Professor Venkatesh N. Murthy, Head Tutor
Neurobiology, the study of the nervous system, is a field of science that investigates the biological mechanisms that underlie behavior. To develop a comprehensive understanding, the nervous system is studied at every level from the macroscopic (behavior and cognition) to the microscopic (cells and molecules). Consequently, the questions that neurobiologists ask are wide-ranging. For example, how do electrical, chemical, and molecular signals allow neurons to process and transmit information from the environment? What guides the development of the immense number of precise connections in the nervous system? How can the complex signals of many thousands of active neurons be recorded and interpreted? What causes the profound behavioral deficits in Alzheimer’s disease or Autism Spectrum Disorders?
To answer these kinds of questions, neurobiologists study a variety of model systems including cultured cells, fruit flies, zebrafish, mice, monkeys, and even humans.

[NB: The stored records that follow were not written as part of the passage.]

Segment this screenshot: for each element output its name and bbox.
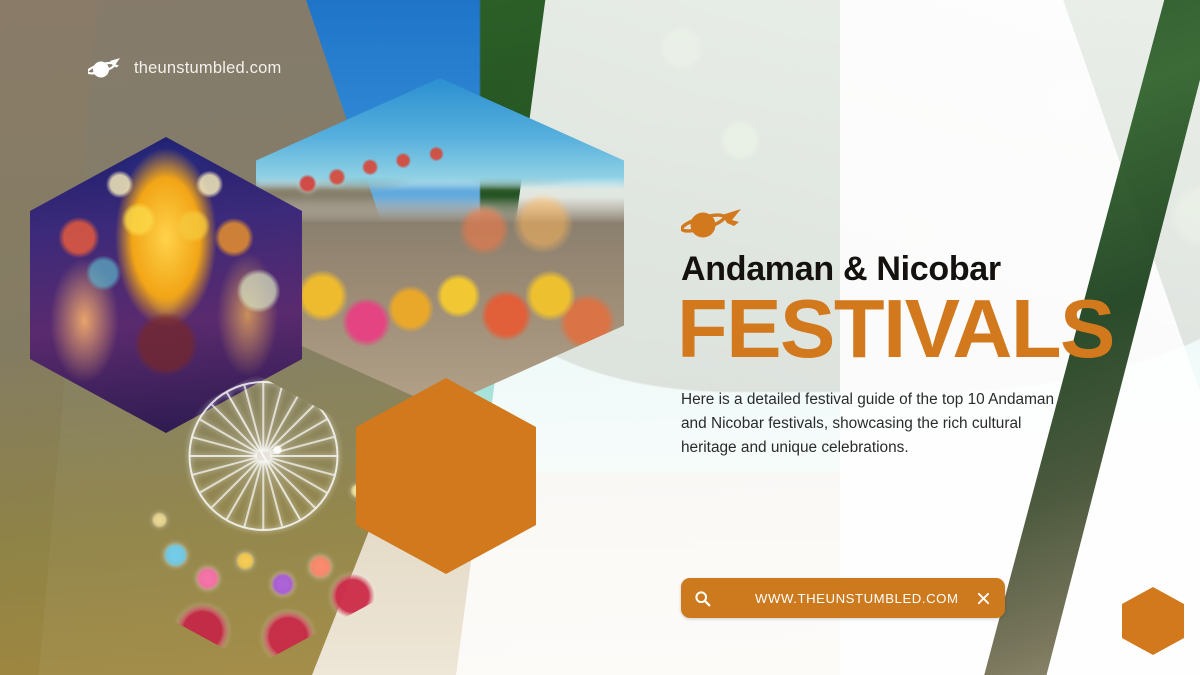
hero-content-panel: Andaman & Nicobar FESTIVALS Here is a de… — [681, 206, 1193, 461]
planet-plane-icon — [88, 56, 122, 80]
brand-name: theunstumbled.com — [134, 59, 281, 78]
hero-planet-plane-icon — [681, 206, 1193, 240]
url-text[interactable]: WWW.THEUNSTUMBLED.COM — [723, 591, 964, 606]
page-headline: FESTIVALS — [677, 290, 1193, 368]
search-icon[interactable] — [694, 590, 711, 607]
website-url-bar[interactable]: WWW.THEUNSTUMBLED.COM — [681, 578, 1005, 618]
poster-canvas: theunstumbled.com — [0, 0, 1200, 675]
brand-lockup[interactable]: theunstumbled.com — [88, 56, 281, 80]
close-icon[interactable] — [976, 591, 991, 606]
page-description: Here is a detailed festival guide of the… — [681, 388, 1081, 461]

Simpler systems allow experimental manipulations (e.g., gene knockouts/knockins, protein over/mis-expression, drug treatments, activity silencing) and invasive recording techniques (e.g., fluorescently labeling cells and proteins, electrically/optically recording neurons and networks, electron microscopy of synapses and circuits). Studies in humans often focus on characterizing patterns of brain activity during development or disease using non-invasive recording techniques (fMRI and EEG). Neurobiologists may also use approaches from computer science and mathematics to analyze signals that arise from the brain or to understand the computational properties of neural networks. Thus, the study of neurobiology provides both a broad scientific training and a deep understanding of the biology of the nervous system. Given the diversity of interests in this field, the only prerequisite for students entering this concentration is an intense curiosity about the brain.

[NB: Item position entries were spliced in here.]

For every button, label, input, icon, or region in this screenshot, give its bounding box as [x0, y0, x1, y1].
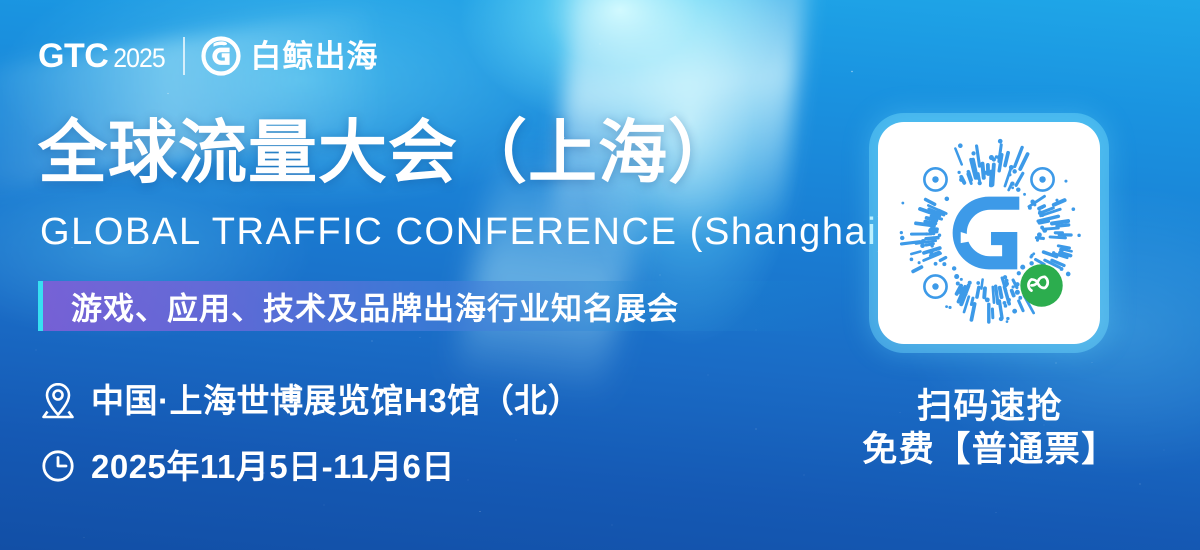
date-text: 2025年11月5日-11月6日: [91, 450, 455, 483]
page-title: 全球流量大会（上海）: [38, 117, 738, 189]
qr-center-logo: [947, 191, 1032, 276]
date-info: 2025年11月5日-11月6日: [40, 448, 455, 484]
qr-code-graphic: [888, 132, 1090, 334]
brand-name-text: 白鲸出海: [250, 41, 378, 72]
tagline-accent-bar: [38, 281, 43, 331]
venue-info: 中国·上海世博展览馆H3馆（北）: [40, 381, 581, 419]
clock-icon: [40, 448, 76, 484]
wechat-miniprogram-qr-code[interactable]: [888, 132, 1090, 334]
tagline-text: 游戏、应用、技术及品牌出海行业知名展会: [71, 284, 679, 329]
location-pin-icon: [40, 381, 76, 419]
header-logo-row: GTC 2025 白鲸出海: [38, 33, 378, 79]
qr-cta: 扫码速抢 免费【普通票】: [840, 386, 1140, 471]
gtc-logo-year: 2025: [114, 45, 166, 72]
gtc-logo: GTC 2025: [38, 39, 167, 73]
venue-text: 中国·上海世博展览馆H3馆（北）: [91, 384, 581, 417]
vertical-divider: [183, 37, 185, 75]
qr-code-card[interactable]: [878, 122, 1100, 344]
event-promo-banner: GTC 2025 白鲸出海 全球流量大会（上海） GLOBAL TRAFFIC …: [0, 0, 1200, 550]
whale-g-circle-icon: [201, 36, 241, 76]
cta-line-2: 免费【普通票】: [840, 429, 1140, 472]
gtc-logo-text: GTC: [38, 39, 108, 73]
wechat-miniprogram-badge-icon: [1020, 264, 1062, 306]
page-subtitle-english: GLOBAL TRAFFIC CONFERENCE (Shanghai): [40, 212, 892, 254]
brand-logo: 白鲸出海: [201, 36, 378, 76]
tagline-banner: 游戏、应用、技术及品牌出海行业知名展会: [38, 281, 838, 331]
cta-line-1: 扫码速抢: [840, 386, 1140, 429]
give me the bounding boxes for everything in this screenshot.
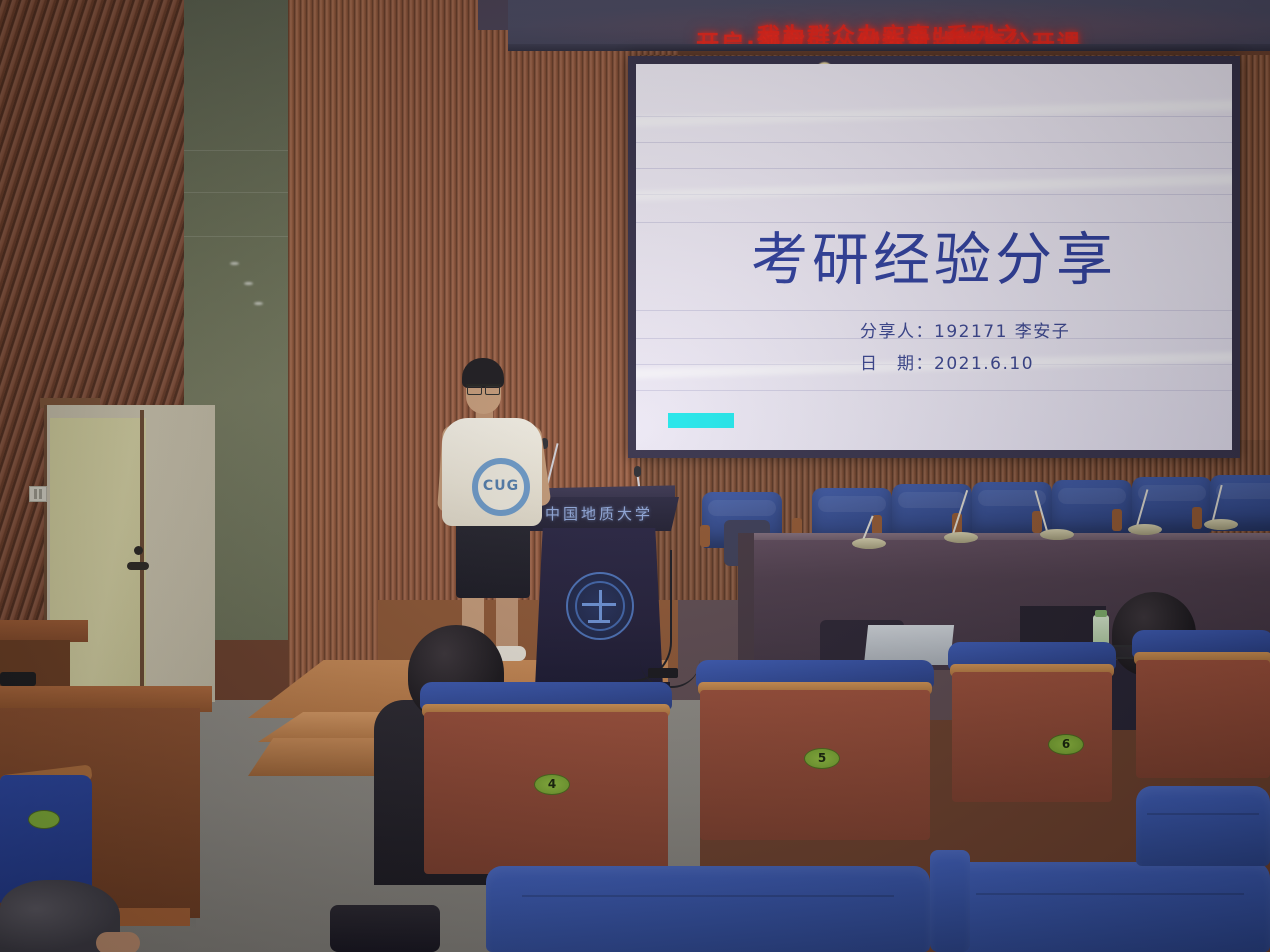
led-banner: 我为群众办实事"系列之 开启·领航——创新实践教育公开课 — [508, 0, 1270, 48]
light-switch[interactable] — [29, 486, 47, 502]
slide-accent-block — [668, 413, 734, 428]
projection-screen-surface: 考研经验分享 分享人：192171 李安子 日 期：2021.6.10 — [636, 64, 1232, 450]
laptop[interactable] — [864, 625, 954, 665]
projection-screen-frame: 考研经验分享 分享人：192171 李安子 日 期：2021.6.10 — [628, 56, 1240, 458]
speaker-tshirt: CUG — [442, 418, 542, 526]
auditorium-seat[interactable]: 4 — [424, 712, 668, 874]
slide-date-line: 日 期：2021.6.10 — [860, 348, 1070, 380]
speaker-shorts — [456, 518, 530, 598]
banner-bottom-edge — [508, 44, 1270, 51]
slide-presenter-line: 分享人：192171 李安子 — [860, 316, 1070, 348]
door-handle[interactable] — [127, 562, 149, 570]
podium-microphone-head — [634, 466, 641, 477]
side-desk-top — [0, 620, 88, 642]
chair-armrest — [1112, 509, 1122, 531]
seat-badge: 6 — [1048, 734, 1084, 755]
ceiling-dark-strip — [478, 0, 512, 30]
cable-connector-box — [648, 668, 678, 678]
door-lock-icon[interactable] — [134, 546, 143, 555]
auditorium-seat[interactable]: 6 — [952, 672, 1112, 802]
seat-badge: 5 — [804, 748, 840, 769]
seat-badge: 4 — [534, 774, 570, 795]
chair-armrest — [700, 525, 710, 547]
auditorium-seat-divider — [930, 850, 970, 952]
auditorium-seat[interactable]: 5 — [700, 690, 930, 840]
audience-hand — [96, 932, 140, 952]
backpack-on-floor — [330, 905, 440, 952]
door-jamb — [140, 410, 144, 702]
university-emblem-icon — [566, 572, 634, 640]
microphone-base — [944, 532, 978, 543]
microphone-base — [852, 538, 886, 549]
chair-armrest — [1192, 507, 1202, 529]
lecture-hall-photo: 我为群众办实事"系列之 开启·领航——创新实践教育公开课 考研经验分享 分享人：… — [0, 0, 1270, 952]
conference-table-end — [738, 533, 754, 673]
wall-wood-center — [288, 0, 380, 700]
seat-badge — [28, 810, 60, 829]
microphone-base — [1204, 519, 1238, 530]
auditorium-seat[interactable] — [1136, 660, 1270, 778]
water-bottle-cap — [1095, 610, 1107, 617]
slide-metadata: 分享人：192171 李安子 日 期：2021.6.10 — [860, 316, 1070, 380]
auditorium-seat-cushion[interactable] — [486, 866, 930, 952]
slide-title: 考研经验分享 — [636, 214, 1232, 296]
auditorium-seat-cushion[interactable] — [1136, 786, 1270, 866]
cug-logo-text: CUG — [478, 478, 524, 494]
speaker-leg-right — [496, 594, 518, 652]
glasses-icon — [466, 384, 501, 393]
microphone-base — [1040, 529, 1074, 540]
auditorium-seat-cushion[interactable] — [950, 862, 1270, 952]
microphone-base — [1128, 524, 1162, 535]
cug-logo-icon: CUG — [472, 458, 530, 516]
desk-dark-object — [0, 672, 36, 686]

The Neurobiology curriculum includes a series of foundational courses in the life and applied sciences. Two central courses on the neurobiology of behavior, Molecular and Cellular Biology (MCB) 80 and Organismic and Evolutionary Biology (OEB) 57, lay out the body of knowledge in neurobiology and its connections to a variety of different disciplines. In advanced elective courses, students explore specific areas of neurobiology more deeply based on their interests. We now list over 40 advanced courses on a range of topics: cells and circuits, physiology, learning and memory, cognitive science, development, genetics, and disease and therapeutics. In addition to the course offerings, neurobiology is one of the most vibrant fields of research at Harvard, and students will have many opportunities for hands-on laboratory experience and independent research projects to complement and deepen their studies.
We also offer a Mind, Brain, and Behavior track. This track allows students to look beyond the biology of the brain and see how other disciplines (e.g., anthropology, economics, computer science, history of science, linguistics, philosophy, and psychology) approach the study of the mind.
A complete description of the concentration requirements may be found within the Harvard College Handbook for Students.